Si Qadehar le Sorcier posait les bases d’un univers sympathique sans vraiment réinventer la roue, gageons que Le Seigneur Sha lui emboîte le pas avec justesse : toutefois, le second tome de la trilogie phare d’Erik L’Homme ne fait pas que s’en tenir à de gentilles bases, les péripéties de Guillemot et sa clique d’amis fidèles (et plus encore) gagnant ici en incertitudes… et donc saveur.
Un soupçon de paradoxe s’impose alors, le Monde Incertain se voyant majoritairement mis de côté en dépit de son supposé statut hautement dangereux : pourtant cela n’a rien d’un mal tant l’auteur va creuser avec efficacité le potentiel du Pays d’Ys et, plus globalement, le jeu des pouvoirs à l’œuvre. Au même titre que le recul qu’elle impose, cette relecture invoque toutefois d’en connaître le détail à l’avance, les identités du Seigneur Sha et de l’Ombre étant ainsi connues : l’occasion toute indiquée de déterminer si le tout est bien ficelé…
Une question à laquelle nous répondrions volontiers par l’affirmative, L’Homme brodant un récit facile dans son exécution mais travaillé dans sa profondeur (relative, mais palpable). Sa capacité à brouiller les cartes l’atteste, l’attaque de Gifdu complexifiant l’échiquier en maintenant le doute quant aux intentions de ces personnages clés et/ou perturbateurs ; dans un registre plus « folklorique », l’introduction jouasse de ces diables de Korrigans accouche d’une séquence originale à l’échelle du Livre des Étoiles, ce clan tierce proprement ambivalent ayant de la suite dans les idées.
En ce qui concerne enfin son quintet d’enfants-héros, L’Homme étoffe à petit feu les aléas sentimentaux liant le groupe, de quoi nous renvoyer plutôt bien à nos propres émois d’antan.
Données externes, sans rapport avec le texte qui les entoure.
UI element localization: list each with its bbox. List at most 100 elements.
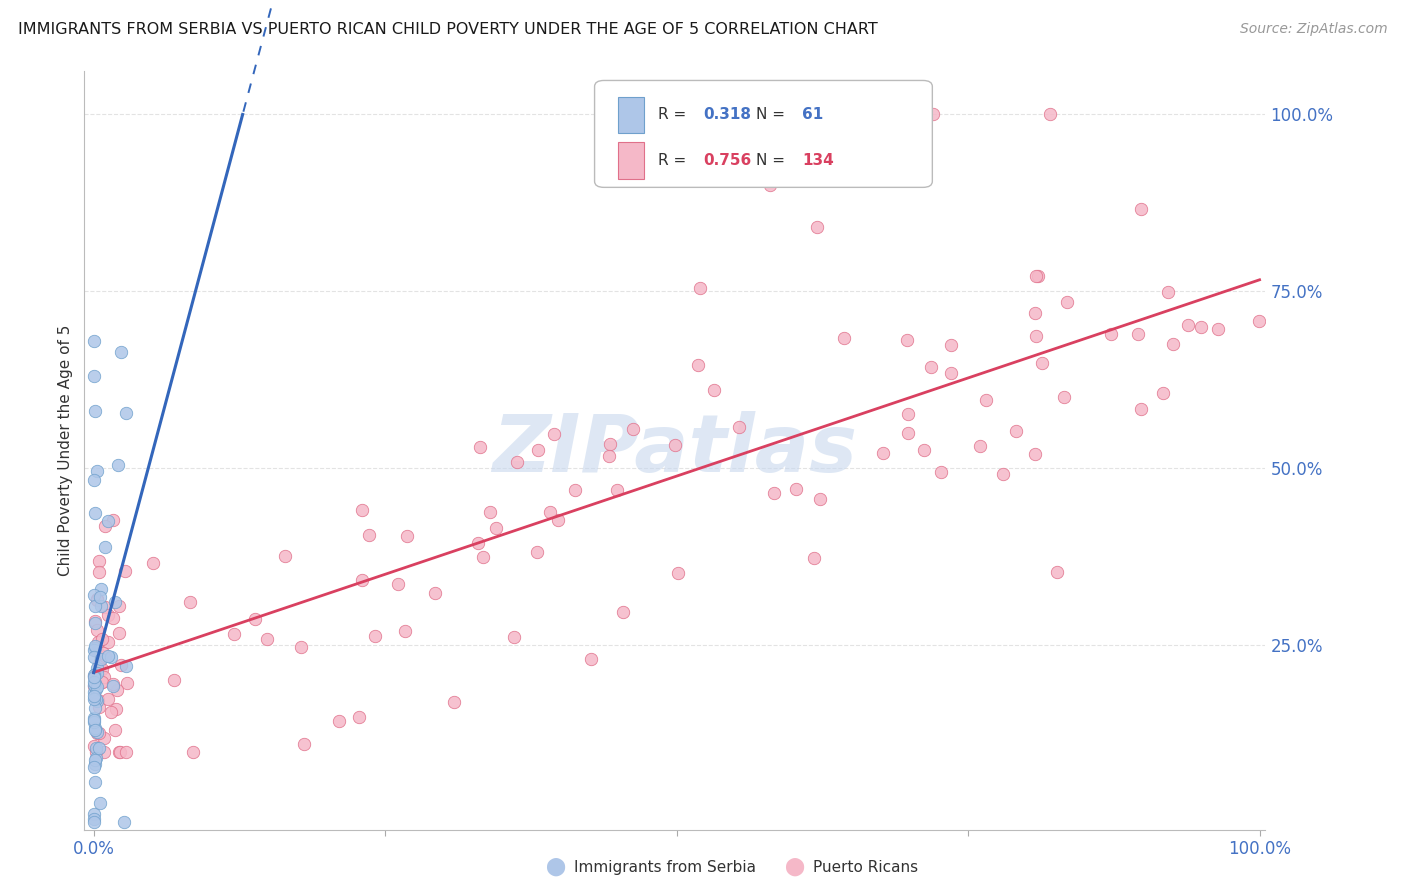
Point bbox=[599, 437, 621, 451]
Text: ZIPatlas: ZIPatlas bbox=[492, 411, 858, 490]
Point bbox=[224, 626, 246, 640]
Point bbox=[443, 695, 465, 709]
Point bbox=[664, 437, 686, 451]
Point bbox=[1031, 356, 1053, 370]
Point bbox=[832, 331, 855, 345]
Point bbox=[703, 383, 725, 397]
Point bbox=[142, 556, 165, 570]
Point bbox=[84, 745, 107, 759]
Point bbox=[83, 753, 105, 767]
Point bbox=[110, 658, 132, 673]
Point bbox=[785, 482, 807, 496]
Point bbox=[387, 576, 409, 591]
Point bbox=[86, 694, 108, 708]
Point bbox=[87, 693, 110, 707]
Point bbox=[86, 726, 108, 740]
Point bbox=[93, 745, 115, 759]
Point bbox=[84, 666, 107, 681]
Point bbox=[97, 648, 120, 663]
Point bbox=[1129, 202, 1152, 217]
Point bbox=[991, 467, 1014, 482]
Point bbox=[87, 566, 110, 580]
Point bbox=[471, 549, 494, 564]
Point bbox=[108, 745, 131, 759]
Point bbox=[84, 615, 107, 629]
Point bbox=[114, 565, 136, 579]
Point bbox=[564, 483, 586, 497]
Point bbox=[364, 629, 387, 643]
Point bbox=[689, 281, 711, 295]
Point bbox=[107, 458, 129, 473]
Point bbox=[83, 588, 105, 602]
Point bbox=[808, 492, 831, 507]
Point bbox=[83, 760, 105, 774]
Point bbox=[920, 359, 942, 374]
Point bbox=[969, 440, 991, 454]
Point bbox=[83, 684, 105, 698]
Point bbox=[97, 634, 120, 648]
Point bbox=[114, 659, 136, 673]
FancyBboxPatch shape bbox=[619, 142, 644, 178]
Point bbox=[1039, 107, 1062, 121]
Point bbox=[274, 549, 297, 564]
Point bbox=[108, 626, 131, 640]
Text: N =: N = bbox=[756, 153, 790, 168]
Text: Puerto Ricans: Puerto Ricans bbox=[813, 860, 918, 874]
Point bbox=[100, 706, 122, 720]
Point bbox=[668, 566, 690, 581]
Point bbox=[94, 648, 117, 663]
Text: IMMIGRANTS FROM SERBIA VS PUERTO RICAN CHILD POVERTY UNDER THE AGE OF 5 CORRELAT: IMMIGRANTS FROM SERBIA VS PUERTO RICAN C… bbox=[18, 22, 877, 37]
Y-axis label: Child Poverty Under the Age of 5: Child Poverty Under the Age of 5 bbox=[58, 325, 73, 576]
Point bbox=[1056, 294, 1078, 309]
Point bbox=[1157, 285, 1180, 299]
Point bbox=[107, 599, 129, 613]
Point bbox=[538, 505, 561, 519]
Point bbox=[83, 807, 105, 822]
Point bbox=[83, 689, 105, 703]
Point bbox=[83, 404, 105, 418]
Point bbox=[1099, 326, 1122, 341]
Point bbox=[97, 515, 120, 529]
Point bbox=[101, 513, 124, 527]
Point bbox=[90, 582, 112, 597]
Point bbox=[87, 634, 110, 648]
Point bbox=[256, 632, 278, 646]
Point bbox=[83, 711, 105, 725]
Point bbox=[612, 605, 634, 619]
Point bbox=[89, 796, 111, 810]
Point bbox=[86, 666, 108, 681]
Point bbox=[83, 334, 105, 348]
Text: 134: 134 bbox=[803, 153, 834, 168]
Point bbox=[423, 585, 446, 599]
Point bbox=[83, 679, 105, 693]
Point bbox=[468, 441, 491, 455]
Point bbox=[606, 483, 628, 498]
Point bbox=[84, 722, 107, 736]
Point bbox=[86, 740, 108, 755]
Point bbox=[115, 675, 138, 690]
FancyBboxPatch shape bbox=[619, 96, 644, 133]
Point bbox=[83, 670, 105, 684]
Point bbox=[83, 369, 105, 384]
Point bbox=[1053, 390, 1076, 404]
Point bbox=[290, 640, 312, 654]
Point bbox=[89, 651, 111, 665]
Point bbox=[1046, 566, 1069, 580]
Point bbox=[84, 774, 107, 789]
Point bbox=[83, 667, 105, 681]
Point bbox=[104, 595, 127, 609]
Point bbox=[104, 723, 127, 737]
Point bbox=[86, 644, 108, 658]
Point bbox=[1126, 326, 1149, 341]
Point bbox=[347, 710, 370, 724]
Point bbox=[83, 714, 105, 729]
Point bbox=[83, 615, 105, 630]
Point bbox=[1129, 401, 1152, 416]
Point bbox=[90, 675, 112, 690]
FancyBboxPatch shape bbox=[595, 80, 932, 187]
Point bbox=[83, 599, 105, 614]
Point bbox=[579, 652, 602, 666]
Point bbox=[896, 407, 918, 421]
Point bbox=[527, 443, 550, 458]
Point bbox=[83, 641, 105, 656]
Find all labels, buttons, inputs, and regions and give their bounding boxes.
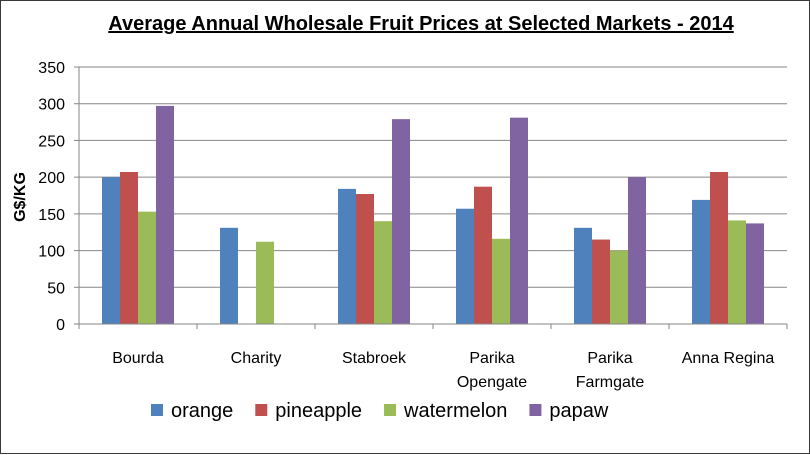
y-axis-label: G$/KG [12,172,29,222]
category-label: Opengate [457,374,527,391]
y-tick-label: 100 [38,244,65,261]
bar-watermelon [492,238,510,324]
bar-watermelon [610,250,628,324]
category-label: Charity [231,350,282,367]
legend-label-watermelon: watermelon [403,400,507,422]
bar-watermelon [256,241,274,324]
category-labels: Bourda Charity Stabroek Parika Opengate Parik… [112,350,774,391]
category-label: Stabroek [342,350,407,367]
y-tick-label: 350 [38,60,65,77]
legend-label-papaw: papaw [549,400,608,422]
y-tick-label: 150 [38,207,65,224]
bar-orange [456,208,474,324]
bar-papaw [156,105,174,324]
bar-papaw [392,119,410,325]
bar-papaw [628,177,646,324]
y-tick-label: 250 [38,133,65,150]
bar-pineapple [710,172,728,324]
y-tick-label: 200 [38,170,65,187]
bar-watermelon [374,221,392,324]
bar-watermelon [728,220,746,324]
category-label: Parika [587,350,632,367]
legend-swatch-watermelon [384,404,397,416]
legend-swatch-papaw [529,404,542,416]
bar-orange [102,177,120,324]
y-tick-label: 300 [38,97,65,114]
bar-pineapple [356,194,374,324]
chart-title: Average Annual Wholesale Fruit Prices at… [108,13,734,35]
bar-pineapple [120,172,138,324]
legend-label-pineapple: pineapple [275,400,362,422]
bar-orange [574,227,592,324]
gridlines [79,66,787,288]
legend: orange pineapple watermelon papaw [151,400,609,422]
legend-swatch-pineapple [255,404,268,416]
bars [102,105,764,325]
legend-swatch-orange [151,404,163,416]
bar-orange [692,199,710,324]
legend-label-orange: orange [171,400,233,422]
category-label: Bourda [112,350,164,367]
category-label: Farmgate [576,374,645,391]
bar-papaw [510,117,528,324]
bar-pineapple [474,186,492,324]
y-tick-label: 50 [47,280,65,297]
bar-watermelon [138,211,156,324]
category-label: Parika [469,350,514,367]
y-tick-labels: 0 50 100 150 200 250 300 350 [38,60,65,334]
category-label: Anna Regina [682,350,775,367]
bar-orange [220,227,238,324]
axes [74,66,788,329]
bar-orange [338,188,356,324]
bar-papaw [746,223,764,324]
y-tick-label: 0 [56,317,65,334]
bar-pineapple [592,239,610,324]
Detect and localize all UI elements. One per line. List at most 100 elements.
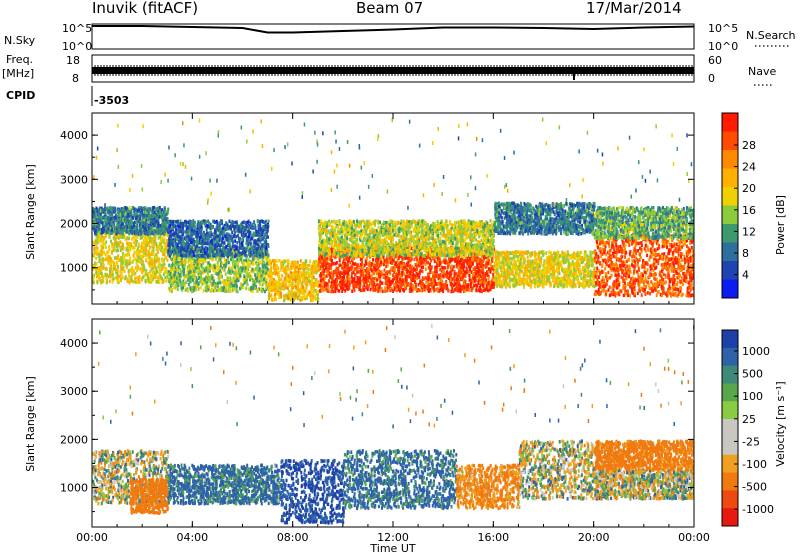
power-cell <box>287 278 290 283</box>
power-cell <box>111 259 114 264</box>
power-cell <box>133 230 136 234</box>
power-cell <box>474 272 477 276</box>
power-cell <box>143 248 146 253</box>
power-cell <box>100 262 103 267</box>
power-cell <box>286 267 289 272</box>
power-cell <box>272 288 275 292</box>
power-cell <box>121 242 124 246</box>
power-cell <box>176 253 179 258</box>
power-cell <box>92 226 95 231</box>
power-cell <box>142 263 145 268</box>
power-cell <box>160 263 163 268</box>
power-cell <box>154 255 157 260</box>
power-cell <box>219 219 222 223</box>
power-cell <box>129 268 132 272</box>
power-cell <box>315 260 318 265</box>
power-cell <box>203 220 206 224</box>
power-cell <box>143 212 145 216</box>
power-cell <box>283 287 286 291</box>
power-cell <box>206 271 209 275</box>
power-cell <box>173 240 176 244</box>
power-cell <box>268 297 270 301</box>
power-cell <box>130 242 133 246</box>
power-cell <box>197 228 200 233</box>
power-cell <box>311 298 314 302</box>
power-cell <box>232 276 235 281</box>
power-cell <box>265 246 267 250</box>
power-cell <box>185 244 188 249</box>
power-cell <box>491 279 493 283</box>
power-cell <box>177 250 180 255</box>
power-cell <box>405 286 408 290</box>
power-cell <box>289 271 292 275</box>
power-cell <box>205 283 208 288</box>
power-cell <box>300 283 303 287</box>
power-cell <box>294 266 297 271</box>
power-cell <box>224 279 227 283</box>
power-cell <box>234 272 237 276</box>
power-cell <box>251 286 254 290</box>
cpid-label: CPID <box>6 89 35 102</box>
power-cell <box>315 281 318 285</box>
power-cell <box>235 234 238 239</box>
power-cell <box>198 260 201 265</box>
power-cell <box>257 247 260 251</box>
power-cell <box>250 270 252 274</box>
power-cell <box>117 241 120 245</box>
power-cell <box>123 233 126 238</box>
power-cell <box>199 273 202 277</box>
power-cell <box>163 210 166 214</box>
power-cell <box>175 257 178 261</box>
power-cell <box>152 214 155 219</box>
power-cell <box>221 280 224 284</box>
power-cell <box>218 238 221 242</box>
power-cell <box>123 219 126 223</box>
power-cell <box>173 285 176 290</box>
power-cell <box>108 233 111 237</box>
power-cell <box>263 263 266 267</box>
power-cell <box>144 235 146 239</box>
power-cell <box>326 261 329 265</box>
power-cell <box>183 264 186 268</box>
power-cell <box>187 225 190 229</box>
power-cell <box>147 271 150 276</box>
power-cell <box>169 272 172 276</box>
power-cell <box>191 221 193 225</box>
power-cell <box>141 217 144 222</box>
power-cell <box>472 267 475 271</box>
power-cell <box>137 206 140 210</box>
power-cell <box>252 226 255 230</box>
power-cell <box>262 265 265 269</box>
power-cell <box>312 273 315 278</box>
power-cell <box>210 225 213 230</box>
power-cell <box>187 289 190 293</box>
power-cell <box>183 283 186 287</box>
power-cell <box>190 261 193 266</box>
power-cell <box>315 278 318 282</box>
power-cell <box>190 254 193 258</box>
power-cell <box>257 251 260 255</box>
power-cell <box>350 275 353 279</box>
power-cell <box>266 250 269 254</box>
power-cell <box>148 230 151 234</box>
power-cell <box>305 259 308 263</box>
power-cell <box>179 236 182 240</box>
power-cell <box>100 233 103 238</box>
power-cell <box>240 284 243 289</box>
power-cell <box>148 264 151 268</box>
power-cell <box>138 227 141 232</box>
power-cell <box>260 247 263 252</box>
power-cell <box>492 272 495 277</box>
power-cell <box>192 278 195 282</box>
power-cell <box>229 288 231 292</box>
power-cell <box>263 220 266 225</box>
power-cell <box>136 280 139 284</box>
power-cell <box>295 271 298 275</box>
power-cell <box>210 232 213 237</box>
power-cell <box>179 219 182 223</box>
power-cell <box>132 235 135 240</box>
power-cell <box>137 246 139 251</box>
power-cell <box>105 245 107 249</box>
power-cell <box>264 233 267 237</box>
power-cell <box>301 273 303 277</box>
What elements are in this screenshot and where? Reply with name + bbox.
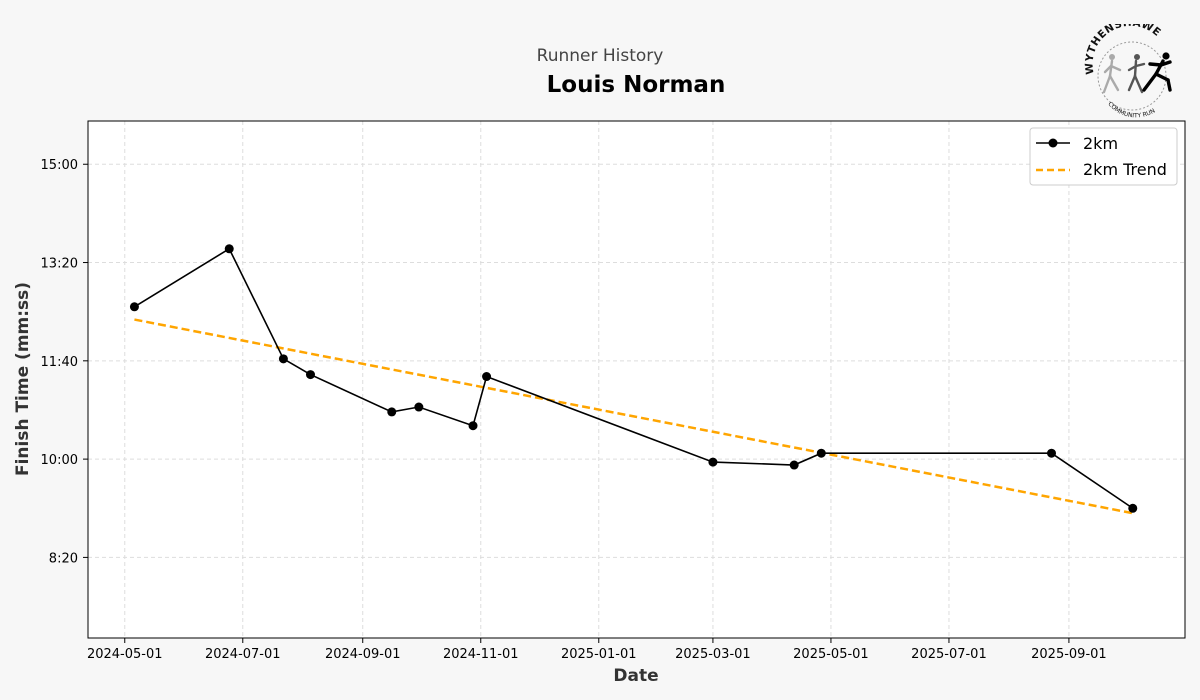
legend-trend-label: 2km Trend	[1083, 160, 1167, 179]
data-point[interactable]	[1047, 448, 1057, 458]
logo-bottom-text: COMMUNITY RUN	[1106, 101, 1156, 118]
data-point[interactable]	[482, 372, 492, 382]
data-point[interactable]	[708, 457, 718, 467]
x-tick-label: 2025-03-01	[675, 647, 751, 662]
axis-ticks: 2024-05-01 2024-07-01 2024-09-01 2024-11-01…	[41, 158, 1107, 662]
x-tick-label: 2025-07-01	[911, 647, 987, 662]
plot-frame	[87, 120, 1186, 639]
data-point[interactable]	[278, 354, 288, 364]
data-point[interactable]	[387, 407, 397, 417]
data-point[interactable]	[816, 448, 826, 458]
x-tick-label: 2025-09-01	[1031, 647, 1107, 662]
logo-arc-text: WYTHENSHAWE	[1084, 24, 1163, 75]
trend-line	[134, 318, 1133, 515]
logo-ring	[1097, 41, 1167, 111]
data-point[interactable]	[305, 370, 315, 380]
x-tick-label: 2024-07-01	[205, 647, 281, 662]
plot-series	[129, 244, 1138, 515]
club-logo: WYTHENSHAWE COMMUNITY RUN	[1084, 24, 1172, 118]
data-point[interactable]	[789, 460, 799, 470]
grid-lines	[88, 121, 1185, 638]
legend-series-marker	[1048, 138, 1058, 148]
plot-area	[88, 121, 1185, 638]
legend-series-label: 2km	[1083, 134, 1118, 153]
x-tick-label: 2025-05-01	[793, 647, 869, 662]
runner-figures-icon	[1102, 52, 1172, 94]
chart-title: Louis Norman	[546, 72, 726, 98]
data-point[interactable]	[129, 302, 139, 312]
y-tick-label: 8:20	[49, 551, 78, 566]
y-tick-label: 15:00	[41, 158, 78, 173]
data-point[interactable]	[468, 421, 478, 431]
x-tick-label: 2024-05-01	[87, 647, 163, 662]
chart-subtitle: Runner History	[536, 46, 664, 66]
data-point[interactable]	[224, 244, 234, 254]
x-axis-label: Date	[613, 666, 658, 686]
legend: 2km 2km Trend	[1029, 127, 1178, 186]
y-tick-label: 11:40	[41, 355, 78, 370]
x-tick-label: 2025-01-01	[561, 647, 637, 662]
x-tick-label: 2024-09-01	[325, 647, 401, 662]
y-axis-label: Finish Time (mm:ss)	[13, 282, 33, 476]
y-tick-label: 13:20	[41, 257, 78, 272]
data-point[interactable]	[414, 402, 424, 412]
x-tick-label: 2024-11-01	[443, 647, 519, 662]
data-point[interactable]	[1128, 503, 1138, 513]
y-tick-label: 10:00	[41, 453, 78, 468]
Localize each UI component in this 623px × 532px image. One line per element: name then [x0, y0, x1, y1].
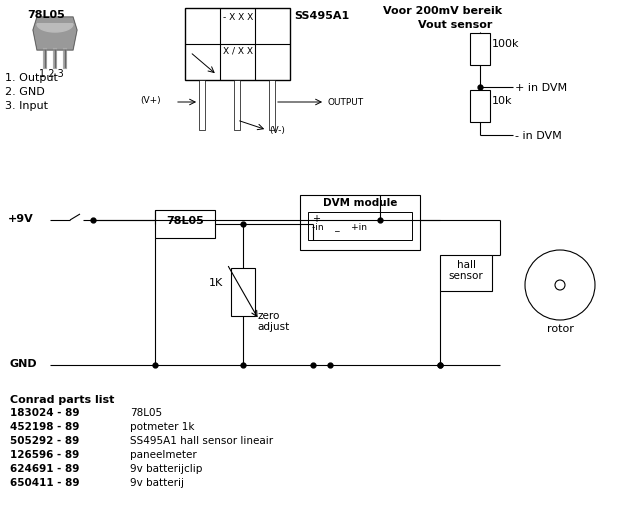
- Text: 78L05: 78L05: [166, 216, 204, 226]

La progression de « l’élu » Guillemot se veut également probante, ce dernier ne se reposant pas sur ses « lauriers » et jouant parfaitement le jeu du surdoué inexpérimenté ; l’arrivée de Bertram, trublion mal dégourdi mais n’ayant pas sa langue dans la poche, est pour sa part une addition de choix tant le jeune sorcier compose une pièce originale et complémentaire au sein du groupe (pour ce qui est d’Agathe, seul sa propension à provoquer le malaise chez son sauveur semble prévaloir).
Et puis, nous retiendrons surtout du Seigneur Sha l’assaut de Djaghataël : bien que le roman s’inscrive dans une démarche « jeunesse », édulcorant par voie de conséquence la séquence et son impact chez le lecteur, le massacre relaté par L’Homme n’en demeure pas moins significatif et contraste énormément avec le ton général de l’œuvre (telle que développée jusqu’ici), d’autant plus que Qadehar le Sorcier avait échoué à faire du Monde Incertain une entité redoutable.
Sans atteindre des sommets, ce second volet fait donc un peu mieux et suscite de belles promesses quant à la conclusion à venir… affaire à suivre.